Even though your child can read, he or she will still enjoy a story read aloud. The child's ability to understand what is read exceeds his or her ability to read it until 8th grade! Seek out reading material that is two to three grade levels above your child's reading ability. Reading a story or a poem at family occasions shows your children how much you value reading and helps build memories you and your children will treasure decades from now. 

6. How can I get my child away from the TV? How do you feel about TV? 
Every family has to work out their own rules about television, but helping children learn how to manage this resource is one of the best gifts we can give them. There are many wonderful programs available and there are also many of lesser quality. Using a VCR to record those we approve of and having a prerecorded program available as a substitute for the ones we don't like is a first step in taking control of TV viewing habits.

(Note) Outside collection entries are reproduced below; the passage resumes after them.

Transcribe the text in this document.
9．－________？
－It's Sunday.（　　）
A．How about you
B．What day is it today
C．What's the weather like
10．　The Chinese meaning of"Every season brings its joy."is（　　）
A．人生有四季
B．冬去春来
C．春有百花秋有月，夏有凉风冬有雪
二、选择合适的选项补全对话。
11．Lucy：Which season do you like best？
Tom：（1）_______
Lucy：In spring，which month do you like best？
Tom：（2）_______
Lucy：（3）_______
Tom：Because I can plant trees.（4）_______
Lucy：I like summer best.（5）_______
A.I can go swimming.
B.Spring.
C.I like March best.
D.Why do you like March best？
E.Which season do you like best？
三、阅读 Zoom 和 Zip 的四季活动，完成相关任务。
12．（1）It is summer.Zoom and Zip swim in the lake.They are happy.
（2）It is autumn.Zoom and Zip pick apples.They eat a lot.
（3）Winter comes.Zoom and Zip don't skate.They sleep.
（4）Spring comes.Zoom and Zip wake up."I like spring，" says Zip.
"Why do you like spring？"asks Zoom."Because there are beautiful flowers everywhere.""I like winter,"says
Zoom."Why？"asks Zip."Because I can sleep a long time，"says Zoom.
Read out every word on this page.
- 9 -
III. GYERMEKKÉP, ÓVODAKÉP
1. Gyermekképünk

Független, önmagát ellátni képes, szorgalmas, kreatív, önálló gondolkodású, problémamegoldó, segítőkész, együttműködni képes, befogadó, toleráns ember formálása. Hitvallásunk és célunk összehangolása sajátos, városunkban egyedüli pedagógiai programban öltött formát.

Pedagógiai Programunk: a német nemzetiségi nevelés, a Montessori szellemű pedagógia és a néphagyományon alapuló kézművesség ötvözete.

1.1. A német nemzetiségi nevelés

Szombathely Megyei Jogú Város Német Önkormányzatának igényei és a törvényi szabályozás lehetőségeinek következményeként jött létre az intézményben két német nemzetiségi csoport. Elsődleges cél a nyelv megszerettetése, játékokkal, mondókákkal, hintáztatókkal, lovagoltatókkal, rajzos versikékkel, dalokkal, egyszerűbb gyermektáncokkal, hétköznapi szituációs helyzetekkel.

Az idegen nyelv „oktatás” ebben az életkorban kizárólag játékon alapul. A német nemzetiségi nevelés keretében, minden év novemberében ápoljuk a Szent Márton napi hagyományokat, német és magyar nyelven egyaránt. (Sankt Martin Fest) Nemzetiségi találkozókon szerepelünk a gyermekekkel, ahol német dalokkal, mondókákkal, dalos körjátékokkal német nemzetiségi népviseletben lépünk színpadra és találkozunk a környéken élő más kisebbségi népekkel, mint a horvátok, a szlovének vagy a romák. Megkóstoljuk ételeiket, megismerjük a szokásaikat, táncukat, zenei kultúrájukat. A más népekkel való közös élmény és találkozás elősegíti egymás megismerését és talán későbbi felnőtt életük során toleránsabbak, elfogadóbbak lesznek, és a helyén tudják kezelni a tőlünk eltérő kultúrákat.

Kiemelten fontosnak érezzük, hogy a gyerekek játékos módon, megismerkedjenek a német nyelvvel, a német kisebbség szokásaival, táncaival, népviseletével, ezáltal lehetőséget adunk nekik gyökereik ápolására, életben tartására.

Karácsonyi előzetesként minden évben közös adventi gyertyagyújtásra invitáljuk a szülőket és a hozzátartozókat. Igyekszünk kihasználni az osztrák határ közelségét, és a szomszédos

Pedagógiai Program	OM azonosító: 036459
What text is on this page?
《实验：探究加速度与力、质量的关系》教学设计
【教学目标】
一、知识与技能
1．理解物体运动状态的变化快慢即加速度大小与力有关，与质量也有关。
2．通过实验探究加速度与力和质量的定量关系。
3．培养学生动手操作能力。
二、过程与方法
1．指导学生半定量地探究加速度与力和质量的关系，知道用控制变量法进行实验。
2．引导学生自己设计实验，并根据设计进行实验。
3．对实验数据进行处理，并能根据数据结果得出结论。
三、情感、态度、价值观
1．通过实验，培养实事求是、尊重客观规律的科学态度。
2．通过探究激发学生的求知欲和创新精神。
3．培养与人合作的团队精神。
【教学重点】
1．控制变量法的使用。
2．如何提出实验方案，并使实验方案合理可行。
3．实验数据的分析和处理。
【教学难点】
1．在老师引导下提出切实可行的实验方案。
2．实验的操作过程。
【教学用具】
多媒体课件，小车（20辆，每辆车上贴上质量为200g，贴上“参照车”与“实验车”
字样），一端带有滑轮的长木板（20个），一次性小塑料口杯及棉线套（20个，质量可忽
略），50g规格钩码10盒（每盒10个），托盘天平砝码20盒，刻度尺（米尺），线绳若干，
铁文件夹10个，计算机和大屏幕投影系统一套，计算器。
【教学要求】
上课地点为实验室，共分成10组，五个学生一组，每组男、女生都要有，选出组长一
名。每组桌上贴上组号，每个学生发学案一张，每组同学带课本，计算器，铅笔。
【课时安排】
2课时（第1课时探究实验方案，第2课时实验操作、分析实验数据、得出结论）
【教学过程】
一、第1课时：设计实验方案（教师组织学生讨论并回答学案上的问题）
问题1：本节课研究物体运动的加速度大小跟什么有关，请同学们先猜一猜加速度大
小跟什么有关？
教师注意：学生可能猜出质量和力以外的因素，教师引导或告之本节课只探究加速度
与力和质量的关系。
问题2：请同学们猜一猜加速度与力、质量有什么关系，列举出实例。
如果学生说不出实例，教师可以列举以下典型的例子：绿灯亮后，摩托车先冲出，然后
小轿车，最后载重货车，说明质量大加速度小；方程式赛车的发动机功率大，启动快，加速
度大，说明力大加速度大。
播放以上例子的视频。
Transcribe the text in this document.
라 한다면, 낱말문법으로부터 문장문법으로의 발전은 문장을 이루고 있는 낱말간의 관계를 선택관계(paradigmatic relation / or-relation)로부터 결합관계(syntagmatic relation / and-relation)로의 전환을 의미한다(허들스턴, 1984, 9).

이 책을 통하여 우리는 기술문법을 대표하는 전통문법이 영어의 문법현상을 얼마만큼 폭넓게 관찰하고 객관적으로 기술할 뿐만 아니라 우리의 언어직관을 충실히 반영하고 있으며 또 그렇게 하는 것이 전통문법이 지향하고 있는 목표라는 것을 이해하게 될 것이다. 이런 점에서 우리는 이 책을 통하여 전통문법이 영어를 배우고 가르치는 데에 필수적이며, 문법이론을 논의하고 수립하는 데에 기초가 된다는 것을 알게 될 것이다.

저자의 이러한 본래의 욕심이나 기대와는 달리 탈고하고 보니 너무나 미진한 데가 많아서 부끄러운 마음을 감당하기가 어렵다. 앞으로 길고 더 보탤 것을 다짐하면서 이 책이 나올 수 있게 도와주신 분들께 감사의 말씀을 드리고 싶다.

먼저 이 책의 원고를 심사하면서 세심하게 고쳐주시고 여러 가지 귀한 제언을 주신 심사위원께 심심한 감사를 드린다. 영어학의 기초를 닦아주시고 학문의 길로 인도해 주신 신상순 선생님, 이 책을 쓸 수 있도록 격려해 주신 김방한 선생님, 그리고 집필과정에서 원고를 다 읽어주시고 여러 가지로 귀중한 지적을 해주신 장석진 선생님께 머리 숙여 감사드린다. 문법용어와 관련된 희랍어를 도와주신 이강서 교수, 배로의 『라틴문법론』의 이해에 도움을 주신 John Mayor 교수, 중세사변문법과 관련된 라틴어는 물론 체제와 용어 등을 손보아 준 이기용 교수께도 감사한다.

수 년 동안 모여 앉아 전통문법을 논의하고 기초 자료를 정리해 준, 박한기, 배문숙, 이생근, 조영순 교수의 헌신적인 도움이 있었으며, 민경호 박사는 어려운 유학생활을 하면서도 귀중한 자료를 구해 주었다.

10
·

The American Academy of Pediatrics recommends that children younger than 18 months avoid the use of screen media other than video-chatting.

7. What about video books or books on tape? 
These new resources are just that; an additional resource. There is no substitute for 10 to 20 minutes with you reading aloud every day; but these media are nice supplements which help your child learn to enjoy books. 

8. My child has trouble reading. How can I help? 
You can help your child become a better reader by making time to read aloud every day. You can take a turn and then the child can take a turn reading what you just read. You can also choose age-appropriate books. You can encourage your grade-schooler to read to a preschooler. Toddler books are usually within a grade-schooler's ability and are easy to read. Reading this easy material to an appreciative audience will reinforce your child's positive feelings about reading and help build confidence.